Something About Underrated Fantasy Movies

Film commentary

I'll see your faithful adaptation and raise you a farting topiary.

Abdullah Mansoor, writing recently at MovieWeb, came up with another list of things. The things of interest this time were underrated fantasy movies based on books, and the number chosen randomly was 16. Do you worry about what missed the list at 17? Why can't lists round up or down to the nearest ten? Do these authors use six different dice to develop topics and counts?
"Since a large number of fantasy movies are released every year, it is not possible to keep up with all the content. This is the reason why many great fantasy films have been forgotten over the years."
Would it be easier to "keep up" with good movies if there weren't so many stinkers in between?
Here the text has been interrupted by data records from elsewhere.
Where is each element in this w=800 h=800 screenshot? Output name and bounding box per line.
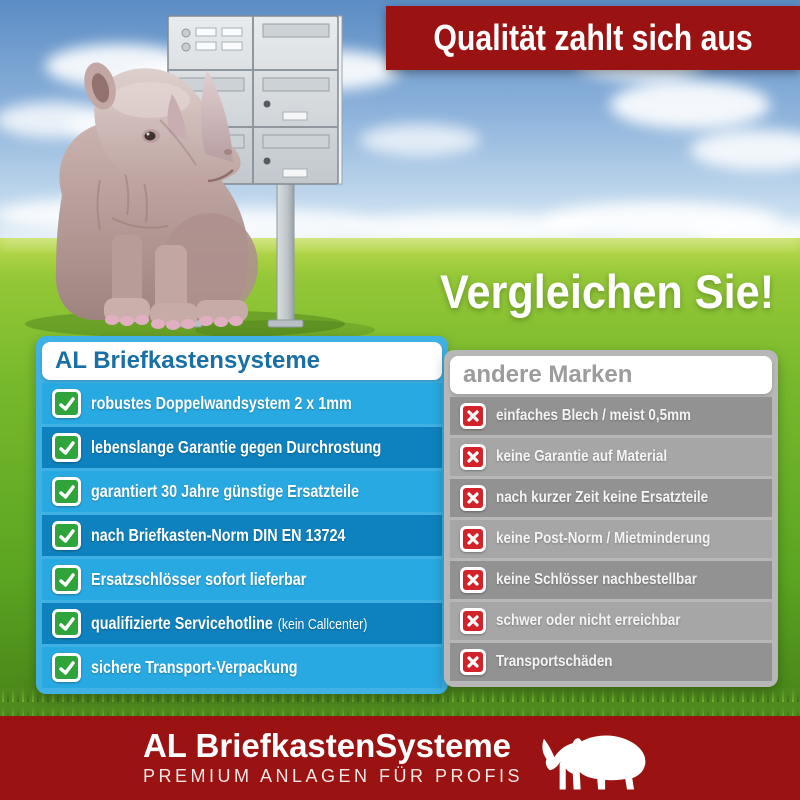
rhino-illustration [55, 62, 258, 330]
check-icon [52, 389, 81, 418]
cross-icon [460, 444, 486, 470]
feature-row: garantiert 30 Jahre günstige Ersatzteile [42, 471, 442, 512]
feature-label: robustes Doppelwandsystem 2 x 1mm [91, 393, 352, 413]
drawback-row: einfaches Blech / meist 0,5mm [450, 397, 772, 435]
drawback-label: einfaches Blech / meist 0,5mm [496, 407, 691, 424]
al-panel-title: AL Briefkastensysteme [55, 347, 321, 374]
cross-icon [460, 485, 486, 511]
drawback-label: keine Post-Norm / Mietminderung [496, 530, 711, 547]
drawback-row: schwer oder nicht erreichbar [450, 602, 772, 640]
drawback-label: keine Garantie auf Material [496, 448, 668, 465]
feature-row: lebenslange Garantie gegen Durchrostung [42, 427, 442, 468]
brand-footer: AL BriefkastenSysteme PREMIUM ANLAGEN FÜ… [0, 716, 800, 800]
check-icon [52, 653, 81, 682]
cross-icon [460, 608, 486, 634]
brand-title: AL BriefkastenSysteme [142, 726, 512, 764]
drawback-row: keine Post-Norm / Mietminderung [450, 520, 772, 558]
quality-banner-text: Qualität zahlt sich aus [433, 17, 753, 58]
other-brands-title: andere Marken [463, 361, 633, 388]
feature-row: sichere Transport-Verpackung [42, 647, 442, 688]
drawback-row: keine Schlösser nachbestellbar [450, 561, 772, 599]
cross-icon [460, 649, 486, 675]
rhino-silhouette-icon [542, 734, 646, 789]
drawback-label: nach kurzer Zeit keine Ersatzteile [496, 489, 709, 506]
feature-label: lebenslange Garantie gegen Durchrostung [91, 437, 382, 457]
other-brands-panel: andere Marken einfaches Blech / meist 0,… [444, 350, 778, 687]
check-icon [52, 477, 81, 506]
feature-row: robustes Doppelwandsystem 2 x 1mm [42, 383, 442, 424]
drawback-label: Transportschäden [496, 653, 613, 670]
cross-icon [460, 403, 486, 429]
feature-row: nach Briefkasten-Norm DIN EN 13724 [42, 515, 442, 556]
check-icon [52, 521, 81, 550]
compare-headline: Vergleichen Sie! [439, 265, 774, 318]
drawback-label: schwer oder nicht erreichbar [496, 612, 681, 629]
drawback-row: Transportschäden [450, 643, 772, 681]
feature-label: Ersatzschlösser sofort lieferbar [91, 569, 307, 589]
cross-icon [460, 567, 486, 593]
brand-text-block: AL BriefkastenSysteme PREMIUM ANLAGEN FÜ… [142, 726, 524, 788]
check-icon [52, 565, 81, 594]
drawback-row: keine Garantie auf Material [450, 438, 772, 476]
al-panel-header: AL Briefkastensysteme [42, 342, 442, 380]
feature-label: garantiert 30 Jahre günstige Ersatzteile [91, 481, 359, 501]
al-features-panel: AL Briefkastensysteme robustes Doppelwan… [36, 336, 448, 694]
check-icon [52, 433, 81, 462]
quality-banner: Qualität zahlt sich aus [386, 6, 800, 70]
drawback-row: nach kurzer Zeit keine Ersatzteile [450, 479, 772, 517]
other-brands-header: andere Marken [450, 356, 772, 394]
feature-label: nach Briefkasten-Norm DIN EN 13724 [91, 525, 346, 545]
feature-row: qualifizierte Servicehotline (kein Callce… [42, 603, 442, 644]
feature-row: Ersatzschlösser sofort lieferbar [42, 559, 442, 600]
feature-label: qualifizierte Servicehotline (kein Callce… [91, 613, 368, 633]
check-icon [52, 609, 81, 638]
brand-tagline: PREMIUM ANLAGEN FÜR PROFIS [142, 766, 524, 787]
feature-label: sichere Transport-Verpackung [91, 657, 298, 677]
drawback-label: keine Schlösser nachbestellbar [496, 571, 697, 588]
cross-icon [460, 526, 486, 552]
Are we still calling them movies?  You called it content, so I'm unsure of the preferred term.

Return to Oz (1985) appeared at #12, and it's the first one on the list I've heard of. I suspect I'm outside the intended age of the list. Or the movies.  Content.  Whatever.

2002's Treasure Planet is now underrated. Good to know.

The reason for my interest in this list - The House with a Clock in Its Walls (2018) - comes in at a respectable #4 on the list. Not bad. Yet there's this commentary:
The House with a Clock in Its Walls was successful commercially and critically. Nevertheless, it is still an underrated film that does not get enough credit for being a faithful adaptation of the novel. Jack Black has also become synonymous with another popular adaptation, Goosebumps, but he is certainly not appreciated enough for his role as the powerful warlock in The House with a Clock in Its Walls.
I’m curious: how many others considered the film “a faithful adaptation” of the book? And what's your definition of faithful adaptation, anyway?

1 comment:

Russ said...

I doubt that anyone had actually read the book and seen the movie would say the movie was a faithful adaptation of the book. There were a number of things changed or added to the movie, not to be found in the book. In some ways the characters were even changed so they were not the characters from the book. To me it seemed that the movie script writer wrote his own story and only returned to the book when his plot became too muddled to continue. John Bellairs did get credit for writing the original story, I do not think he would want credit for the movie script. I have seen some movies taken from books that either ignore the original author or gave him or her a small credit in the closing lines of credits. But then the author might not have wanted the movie associated with their name anyway.